Saudi Arabia and Oman will establish a joint council to oversee several agreements, Oman's foreign minister Badr al-Busaidi told the Saudi-owned Asharq Alawsat newspaper on Saturday.
He said the opening of a delayed new road linking the two Gulf states would facilitate logistics and other infrastructure projects.
Since the oil price crash in 2014, Oman's debt to GDP ratio has leapt from about 15 percent in 2015 to 80 percent last year, while Oman's plans to diversify revenue away from oil and to reduce spending on its bloated public sector have made slow progress.
Oman is among the financially weakest of the Gulf oil producers but has long played the role of facilitator in efforts to resolve regional conflicts because of its neutral foreign policy.

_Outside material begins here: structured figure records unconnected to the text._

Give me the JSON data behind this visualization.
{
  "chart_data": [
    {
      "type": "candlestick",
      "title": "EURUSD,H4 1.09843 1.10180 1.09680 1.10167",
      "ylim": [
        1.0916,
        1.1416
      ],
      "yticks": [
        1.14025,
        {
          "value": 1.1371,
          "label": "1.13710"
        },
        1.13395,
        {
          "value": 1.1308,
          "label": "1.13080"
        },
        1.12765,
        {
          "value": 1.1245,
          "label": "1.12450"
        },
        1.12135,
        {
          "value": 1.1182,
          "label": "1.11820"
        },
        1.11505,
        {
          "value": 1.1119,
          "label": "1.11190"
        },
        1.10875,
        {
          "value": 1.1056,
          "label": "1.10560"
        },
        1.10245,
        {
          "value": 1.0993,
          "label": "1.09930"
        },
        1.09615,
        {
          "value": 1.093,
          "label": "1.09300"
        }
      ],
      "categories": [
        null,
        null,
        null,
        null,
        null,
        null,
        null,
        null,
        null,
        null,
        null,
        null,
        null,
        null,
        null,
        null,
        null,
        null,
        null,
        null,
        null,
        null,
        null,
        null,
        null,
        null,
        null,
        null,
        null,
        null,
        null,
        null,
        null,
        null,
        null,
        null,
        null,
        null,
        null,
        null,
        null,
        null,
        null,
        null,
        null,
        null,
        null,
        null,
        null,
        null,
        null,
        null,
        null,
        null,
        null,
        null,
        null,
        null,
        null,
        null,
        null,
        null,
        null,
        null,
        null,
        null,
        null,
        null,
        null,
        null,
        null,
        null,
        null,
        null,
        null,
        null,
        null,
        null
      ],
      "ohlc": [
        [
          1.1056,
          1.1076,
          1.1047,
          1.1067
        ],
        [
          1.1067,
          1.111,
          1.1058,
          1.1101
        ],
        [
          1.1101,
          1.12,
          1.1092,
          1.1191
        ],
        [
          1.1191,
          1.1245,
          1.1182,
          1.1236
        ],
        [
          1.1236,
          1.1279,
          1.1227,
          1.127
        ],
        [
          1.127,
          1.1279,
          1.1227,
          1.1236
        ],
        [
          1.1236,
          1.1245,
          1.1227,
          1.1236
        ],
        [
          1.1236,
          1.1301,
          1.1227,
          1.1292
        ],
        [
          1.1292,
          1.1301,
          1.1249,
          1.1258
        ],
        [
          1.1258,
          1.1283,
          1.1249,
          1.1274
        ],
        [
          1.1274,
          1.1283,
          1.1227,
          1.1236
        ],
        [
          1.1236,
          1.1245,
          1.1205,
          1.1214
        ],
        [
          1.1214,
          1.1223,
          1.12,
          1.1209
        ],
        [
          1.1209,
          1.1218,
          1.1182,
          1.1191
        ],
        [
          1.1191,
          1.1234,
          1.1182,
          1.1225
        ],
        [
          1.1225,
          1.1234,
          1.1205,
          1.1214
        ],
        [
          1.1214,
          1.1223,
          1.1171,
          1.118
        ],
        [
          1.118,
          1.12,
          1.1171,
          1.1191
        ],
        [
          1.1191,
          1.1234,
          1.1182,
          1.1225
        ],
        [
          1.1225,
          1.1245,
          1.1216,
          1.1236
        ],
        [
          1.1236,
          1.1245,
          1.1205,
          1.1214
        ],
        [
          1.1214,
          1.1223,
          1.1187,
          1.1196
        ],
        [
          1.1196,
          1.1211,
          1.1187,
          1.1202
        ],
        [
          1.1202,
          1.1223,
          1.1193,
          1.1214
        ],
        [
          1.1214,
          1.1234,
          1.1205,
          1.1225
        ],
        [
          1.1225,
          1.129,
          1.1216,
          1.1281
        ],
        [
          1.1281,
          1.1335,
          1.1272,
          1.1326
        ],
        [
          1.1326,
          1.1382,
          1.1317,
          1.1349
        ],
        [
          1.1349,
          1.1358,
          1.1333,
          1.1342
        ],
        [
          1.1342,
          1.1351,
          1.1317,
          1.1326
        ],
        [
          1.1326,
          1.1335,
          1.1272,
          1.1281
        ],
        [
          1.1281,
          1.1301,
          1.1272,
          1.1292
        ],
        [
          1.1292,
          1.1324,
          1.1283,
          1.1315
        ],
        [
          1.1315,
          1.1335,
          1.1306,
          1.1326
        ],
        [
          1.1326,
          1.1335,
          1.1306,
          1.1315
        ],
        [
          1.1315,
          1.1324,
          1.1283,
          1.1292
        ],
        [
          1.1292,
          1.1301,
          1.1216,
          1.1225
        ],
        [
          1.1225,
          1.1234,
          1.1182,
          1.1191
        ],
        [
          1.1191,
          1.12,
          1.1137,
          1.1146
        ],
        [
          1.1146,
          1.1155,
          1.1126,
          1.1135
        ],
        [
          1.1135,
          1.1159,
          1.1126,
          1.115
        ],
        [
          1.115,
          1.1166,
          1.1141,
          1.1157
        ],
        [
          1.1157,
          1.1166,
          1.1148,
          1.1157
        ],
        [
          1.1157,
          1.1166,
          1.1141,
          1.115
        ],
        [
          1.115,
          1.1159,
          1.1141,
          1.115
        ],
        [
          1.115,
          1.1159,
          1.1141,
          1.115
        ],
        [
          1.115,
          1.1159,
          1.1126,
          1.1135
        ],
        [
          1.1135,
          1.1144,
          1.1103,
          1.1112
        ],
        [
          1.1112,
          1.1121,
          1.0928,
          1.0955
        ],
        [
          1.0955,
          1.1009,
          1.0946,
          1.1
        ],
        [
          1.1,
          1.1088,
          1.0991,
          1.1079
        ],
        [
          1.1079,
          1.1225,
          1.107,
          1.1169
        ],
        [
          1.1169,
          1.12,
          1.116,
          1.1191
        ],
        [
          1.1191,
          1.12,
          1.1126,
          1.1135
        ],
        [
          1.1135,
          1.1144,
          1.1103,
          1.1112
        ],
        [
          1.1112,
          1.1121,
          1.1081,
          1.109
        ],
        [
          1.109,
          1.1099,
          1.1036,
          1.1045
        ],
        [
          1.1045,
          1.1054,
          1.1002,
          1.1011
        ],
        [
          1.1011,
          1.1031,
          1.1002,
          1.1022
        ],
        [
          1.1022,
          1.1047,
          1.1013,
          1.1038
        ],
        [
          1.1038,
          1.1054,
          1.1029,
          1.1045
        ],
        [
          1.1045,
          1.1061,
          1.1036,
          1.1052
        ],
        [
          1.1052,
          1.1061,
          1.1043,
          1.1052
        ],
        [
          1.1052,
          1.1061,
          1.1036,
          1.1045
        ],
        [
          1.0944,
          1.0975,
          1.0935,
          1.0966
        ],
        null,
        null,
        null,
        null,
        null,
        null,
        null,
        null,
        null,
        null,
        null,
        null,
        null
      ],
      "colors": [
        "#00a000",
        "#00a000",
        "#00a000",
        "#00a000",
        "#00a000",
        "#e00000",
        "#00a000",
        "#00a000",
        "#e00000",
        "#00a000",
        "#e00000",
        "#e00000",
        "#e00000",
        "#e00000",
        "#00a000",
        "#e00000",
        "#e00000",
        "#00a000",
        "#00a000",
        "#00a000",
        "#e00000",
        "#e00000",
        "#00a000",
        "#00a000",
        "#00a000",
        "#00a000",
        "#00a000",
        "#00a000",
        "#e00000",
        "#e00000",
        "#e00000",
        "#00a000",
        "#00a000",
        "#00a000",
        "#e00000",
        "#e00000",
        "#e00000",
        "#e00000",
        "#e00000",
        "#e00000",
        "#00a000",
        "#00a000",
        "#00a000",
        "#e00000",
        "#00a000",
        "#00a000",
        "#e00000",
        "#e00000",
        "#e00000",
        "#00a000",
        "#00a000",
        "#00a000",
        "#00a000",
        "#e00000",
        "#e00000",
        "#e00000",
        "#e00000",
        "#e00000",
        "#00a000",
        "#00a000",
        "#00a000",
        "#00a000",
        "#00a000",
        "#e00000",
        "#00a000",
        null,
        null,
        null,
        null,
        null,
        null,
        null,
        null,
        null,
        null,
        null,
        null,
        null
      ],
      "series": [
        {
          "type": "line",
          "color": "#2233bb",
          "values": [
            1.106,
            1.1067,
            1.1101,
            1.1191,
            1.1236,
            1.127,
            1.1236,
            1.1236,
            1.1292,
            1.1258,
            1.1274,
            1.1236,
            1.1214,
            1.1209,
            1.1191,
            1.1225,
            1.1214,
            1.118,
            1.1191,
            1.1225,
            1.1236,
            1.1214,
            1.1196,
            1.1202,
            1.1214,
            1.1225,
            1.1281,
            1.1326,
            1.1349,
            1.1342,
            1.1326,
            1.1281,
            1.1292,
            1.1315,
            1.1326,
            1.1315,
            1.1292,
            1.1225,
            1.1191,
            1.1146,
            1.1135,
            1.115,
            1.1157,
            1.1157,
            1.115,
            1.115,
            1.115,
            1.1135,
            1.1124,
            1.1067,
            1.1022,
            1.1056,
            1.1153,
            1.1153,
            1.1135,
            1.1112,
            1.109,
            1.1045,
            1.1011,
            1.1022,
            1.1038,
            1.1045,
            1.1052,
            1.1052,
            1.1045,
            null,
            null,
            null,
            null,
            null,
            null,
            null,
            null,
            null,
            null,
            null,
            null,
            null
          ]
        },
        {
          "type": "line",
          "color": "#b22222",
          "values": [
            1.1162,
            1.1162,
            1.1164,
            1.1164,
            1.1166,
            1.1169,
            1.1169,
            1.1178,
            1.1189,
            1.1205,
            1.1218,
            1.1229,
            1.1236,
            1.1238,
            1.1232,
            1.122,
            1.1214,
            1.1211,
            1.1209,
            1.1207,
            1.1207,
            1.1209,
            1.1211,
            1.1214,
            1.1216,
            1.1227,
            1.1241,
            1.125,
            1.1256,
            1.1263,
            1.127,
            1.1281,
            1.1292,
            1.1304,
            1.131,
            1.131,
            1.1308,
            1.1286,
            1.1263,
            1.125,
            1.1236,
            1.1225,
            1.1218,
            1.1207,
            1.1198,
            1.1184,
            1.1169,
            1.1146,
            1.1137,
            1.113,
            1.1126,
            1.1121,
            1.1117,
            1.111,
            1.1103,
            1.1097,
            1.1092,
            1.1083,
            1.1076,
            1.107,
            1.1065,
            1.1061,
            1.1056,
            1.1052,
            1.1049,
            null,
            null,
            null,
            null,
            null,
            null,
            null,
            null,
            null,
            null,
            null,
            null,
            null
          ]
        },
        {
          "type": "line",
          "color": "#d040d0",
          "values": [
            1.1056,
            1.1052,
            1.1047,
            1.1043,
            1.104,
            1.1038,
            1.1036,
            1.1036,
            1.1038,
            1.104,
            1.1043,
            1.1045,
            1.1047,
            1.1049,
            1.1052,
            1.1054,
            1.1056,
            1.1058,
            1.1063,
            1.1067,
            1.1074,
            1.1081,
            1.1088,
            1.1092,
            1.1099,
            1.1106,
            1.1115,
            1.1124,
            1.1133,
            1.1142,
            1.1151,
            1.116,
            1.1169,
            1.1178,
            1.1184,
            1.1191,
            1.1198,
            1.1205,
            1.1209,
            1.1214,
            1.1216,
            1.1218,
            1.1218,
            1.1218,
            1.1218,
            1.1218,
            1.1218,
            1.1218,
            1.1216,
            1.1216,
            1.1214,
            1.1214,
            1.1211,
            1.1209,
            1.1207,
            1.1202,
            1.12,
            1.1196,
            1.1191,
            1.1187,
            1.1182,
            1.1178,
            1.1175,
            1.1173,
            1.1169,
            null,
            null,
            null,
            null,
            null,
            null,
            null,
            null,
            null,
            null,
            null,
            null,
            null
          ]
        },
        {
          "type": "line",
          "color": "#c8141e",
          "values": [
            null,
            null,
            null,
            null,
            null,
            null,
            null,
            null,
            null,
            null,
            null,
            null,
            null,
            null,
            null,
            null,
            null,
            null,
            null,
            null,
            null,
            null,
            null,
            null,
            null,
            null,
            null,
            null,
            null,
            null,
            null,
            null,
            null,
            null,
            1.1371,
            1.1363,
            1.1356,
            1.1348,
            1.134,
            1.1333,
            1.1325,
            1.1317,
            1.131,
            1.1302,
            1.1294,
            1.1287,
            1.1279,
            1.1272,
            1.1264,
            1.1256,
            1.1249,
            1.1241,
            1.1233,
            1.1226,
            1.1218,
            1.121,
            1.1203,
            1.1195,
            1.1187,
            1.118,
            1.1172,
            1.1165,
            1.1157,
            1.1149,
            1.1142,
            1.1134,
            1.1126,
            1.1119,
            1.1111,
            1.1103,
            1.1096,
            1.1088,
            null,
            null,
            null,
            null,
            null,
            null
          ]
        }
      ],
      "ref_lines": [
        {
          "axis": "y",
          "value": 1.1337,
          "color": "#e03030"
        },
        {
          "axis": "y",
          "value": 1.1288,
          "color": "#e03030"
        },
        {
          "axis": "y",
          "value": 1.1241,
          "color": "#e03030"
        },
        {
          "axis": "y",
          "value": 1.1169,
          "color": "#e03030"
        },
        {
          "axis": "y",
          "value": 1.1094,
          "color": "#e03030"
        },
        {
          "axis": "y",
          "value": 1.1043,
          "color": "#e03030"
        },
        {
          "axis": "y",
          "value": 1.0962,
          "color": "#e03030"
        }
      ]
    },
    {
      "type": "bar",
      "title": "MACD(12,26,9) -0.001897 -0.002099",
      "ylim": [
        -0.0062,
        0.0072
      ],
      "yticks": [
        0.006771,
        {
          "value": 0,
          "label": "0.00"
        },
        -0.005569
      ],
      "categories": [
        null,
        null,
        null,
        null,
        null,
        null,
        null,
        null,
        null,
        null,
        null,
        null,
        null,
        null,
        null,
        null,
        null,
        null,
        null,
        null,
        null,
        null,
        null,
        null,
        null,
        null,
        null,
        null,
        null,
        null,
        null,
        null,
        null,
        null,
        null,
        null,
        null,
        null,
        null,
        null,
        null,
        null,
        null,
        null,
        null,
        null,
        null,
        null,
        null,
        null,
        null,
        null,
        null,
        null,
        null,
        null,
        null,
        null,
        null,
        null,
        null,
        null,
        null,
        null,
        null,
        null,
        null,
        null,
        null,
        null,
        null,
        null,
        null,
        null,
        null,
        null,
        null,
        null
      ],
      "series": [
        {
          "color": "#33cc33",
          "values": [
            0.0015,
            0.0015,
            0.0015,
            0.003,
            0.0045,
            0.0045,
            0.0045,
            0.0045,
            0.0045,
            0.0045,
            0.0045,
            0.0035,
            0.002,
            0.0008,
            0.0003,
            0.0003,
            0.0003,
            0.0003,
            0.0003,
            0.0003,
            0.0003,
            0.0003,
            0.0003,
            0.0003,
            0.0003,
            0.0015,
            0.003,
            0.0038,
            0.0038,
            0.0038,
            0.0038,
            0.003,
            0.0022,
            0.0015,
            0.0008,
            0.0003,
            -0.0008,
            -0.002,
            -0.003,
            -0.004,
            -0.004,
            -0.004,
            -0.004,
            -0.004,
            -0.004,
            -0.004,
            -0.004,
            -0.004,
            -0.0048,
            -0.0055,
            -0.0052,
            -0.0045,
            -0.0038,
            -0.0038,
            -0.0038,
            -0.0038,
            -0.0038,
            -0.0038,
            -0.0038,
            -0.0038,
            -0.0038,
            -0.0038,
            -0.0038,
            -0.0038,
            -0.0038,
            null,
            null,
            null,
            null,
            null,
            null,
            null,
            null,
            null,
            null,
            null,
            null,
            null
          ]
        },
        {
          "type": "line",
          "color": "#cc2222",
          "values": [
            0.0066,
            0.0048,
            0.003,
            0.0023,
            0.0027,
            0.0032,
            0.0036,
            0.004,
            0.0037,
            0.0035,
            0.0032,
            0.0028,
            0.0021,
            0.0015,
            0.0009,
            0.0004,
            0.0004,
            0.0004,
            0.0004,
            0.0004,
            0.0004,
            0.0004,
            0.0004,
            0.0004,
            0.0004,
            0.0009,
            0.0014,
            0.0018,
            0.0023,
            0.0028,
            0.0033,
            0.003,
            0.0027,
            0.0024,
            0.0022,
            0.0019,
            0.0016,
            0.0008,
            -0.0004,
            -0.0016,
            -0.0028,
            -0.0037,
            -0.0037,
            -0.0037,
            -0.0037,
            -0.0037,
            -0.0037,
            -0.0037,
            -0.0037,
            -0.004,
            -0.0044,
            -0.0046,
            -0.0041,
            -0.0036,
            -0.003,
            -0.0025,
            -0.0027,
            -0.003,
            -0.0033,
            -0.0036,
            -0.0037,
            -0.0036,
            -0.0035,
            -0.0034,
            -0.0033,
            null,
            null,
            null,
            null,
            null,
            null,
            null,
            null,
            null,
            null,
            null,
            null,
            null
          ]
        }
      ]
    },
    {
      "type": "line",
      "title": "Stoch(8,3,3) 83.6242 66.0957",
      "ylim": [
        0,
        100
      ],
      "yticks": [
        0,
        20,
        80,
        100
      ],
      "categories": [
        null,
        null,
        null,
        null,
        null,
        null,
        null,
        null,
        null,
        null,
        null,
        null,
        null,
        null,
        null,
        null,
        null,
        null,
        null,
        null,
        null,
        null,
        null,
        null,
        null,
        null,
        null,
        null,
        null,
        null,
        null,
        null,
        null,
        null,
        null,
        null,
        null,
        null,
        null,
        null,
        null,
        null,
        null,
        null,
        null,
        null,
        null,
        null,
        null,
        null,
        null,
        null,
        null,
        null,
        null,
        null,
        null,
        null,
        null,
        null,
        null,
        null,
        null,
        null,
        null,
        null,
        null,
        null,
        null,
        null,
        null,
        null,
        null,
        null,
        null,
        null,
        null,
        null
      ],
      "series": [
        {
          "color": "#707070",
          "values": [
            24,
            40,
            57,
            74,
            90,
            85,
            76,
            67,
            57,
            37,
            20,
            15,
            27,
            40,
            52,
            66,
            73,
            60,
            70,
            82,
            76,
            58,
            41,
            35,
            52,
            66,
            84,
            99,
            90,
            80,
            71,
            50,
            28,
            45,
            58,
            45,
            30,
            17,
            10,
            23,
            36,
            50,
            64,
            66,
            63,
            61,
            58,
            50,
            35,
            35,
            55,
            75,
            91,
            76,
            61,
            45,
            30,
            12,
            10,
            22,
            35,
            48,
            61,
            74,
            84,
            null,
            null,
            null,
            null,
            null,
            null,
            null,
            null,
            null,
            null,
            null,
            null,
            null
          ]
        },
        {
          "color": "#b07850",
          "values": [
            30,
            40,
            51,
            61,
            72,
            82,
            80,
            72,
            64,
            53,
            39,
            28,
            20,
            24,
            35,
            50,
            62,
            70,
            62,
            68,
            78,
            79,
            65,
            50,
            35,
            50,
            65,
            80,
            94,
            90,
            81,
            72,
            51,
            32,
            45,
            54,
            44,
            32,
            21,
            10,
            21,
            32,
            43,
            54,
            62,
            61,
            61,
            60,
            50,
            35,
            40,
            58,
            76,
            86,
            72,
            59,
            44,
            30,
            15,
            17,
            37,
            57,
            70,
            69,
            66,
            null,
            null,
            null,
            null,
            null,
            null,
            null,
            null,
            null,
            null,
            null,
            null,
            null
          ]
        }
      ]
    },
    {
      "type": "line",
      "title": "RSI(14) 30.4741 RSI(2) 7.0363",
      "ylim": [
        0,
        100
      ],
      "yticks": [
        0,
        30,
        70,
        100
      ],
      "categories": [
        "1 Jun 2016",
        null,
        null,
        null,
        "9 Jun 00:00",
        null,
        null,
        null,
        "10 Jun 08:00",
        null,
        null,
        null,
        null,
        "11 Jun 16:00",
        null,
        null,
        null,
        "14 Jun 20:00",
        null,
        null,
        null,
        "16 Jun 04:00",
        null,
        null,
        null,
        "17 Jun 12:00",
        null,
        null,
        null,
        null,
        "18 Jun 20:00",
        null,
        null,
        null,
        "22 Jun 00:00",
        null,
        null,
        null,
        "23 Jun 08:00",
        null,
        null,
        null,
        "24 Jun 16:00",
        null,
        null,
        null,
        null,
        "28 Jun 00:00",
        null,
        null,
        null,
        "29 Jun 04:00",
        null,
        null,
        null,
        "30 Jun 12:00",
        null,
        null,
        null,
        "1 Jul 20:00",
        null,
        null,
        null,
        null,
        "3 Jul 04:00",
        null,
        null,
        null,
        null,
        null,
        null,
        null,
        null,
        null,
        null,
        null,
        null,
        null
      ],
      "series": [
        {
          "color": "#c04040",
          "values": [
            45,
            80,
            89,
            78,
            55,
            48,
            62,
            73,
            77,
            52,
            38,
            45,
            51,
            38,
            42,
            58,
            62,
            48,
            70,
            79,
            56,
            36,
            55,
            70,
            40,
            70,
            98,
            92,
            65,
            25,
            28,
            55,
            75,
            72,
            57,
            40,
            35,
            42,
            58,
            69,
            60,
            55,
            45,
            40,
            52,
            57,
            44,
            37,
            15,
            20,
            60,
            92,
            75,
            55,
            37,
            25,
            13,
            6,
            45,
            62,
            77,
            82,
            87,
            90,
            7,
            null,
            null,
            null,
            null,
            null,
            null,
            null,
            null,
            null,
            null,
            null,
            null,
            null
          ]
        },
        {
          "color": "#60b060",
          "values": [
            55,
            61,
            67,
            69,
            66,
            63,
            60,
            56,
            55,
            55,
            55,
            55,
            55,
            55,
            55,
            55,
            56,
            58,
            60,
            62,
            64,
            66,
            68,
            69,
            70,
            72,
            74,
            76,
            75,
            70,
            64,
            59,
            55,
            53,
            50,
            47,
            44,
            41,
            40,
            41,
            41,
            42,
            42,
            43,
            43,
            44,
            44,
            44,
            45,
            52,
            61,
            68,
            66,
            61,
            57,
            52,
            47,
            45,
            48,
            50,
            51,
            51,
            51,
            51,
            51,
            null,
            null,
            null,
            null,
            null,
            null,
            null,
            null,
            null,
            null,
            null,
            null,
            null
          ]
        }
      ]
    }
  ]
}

The sultanate, which shares a border with Yemen, has intensified diplomatic efforts aimed at securing a ceasefire between Yemen's Iran-aligned Houthi movement and the Saudi-led coalition that has been battling the group for more than six years.
Talks between the coalition and the Houthis are focused on steps to lift a blockade on Houthi-held ports and Sanaa airport in return for a promise from the rebel group for truce talks.
The coalition intervened in Yemen in March 2015 after the Houthis ousted the internationally recognised government from Sanaa, the capital. The war has killed more than 230,000 Yemenis and pushed the country to the brink of famine.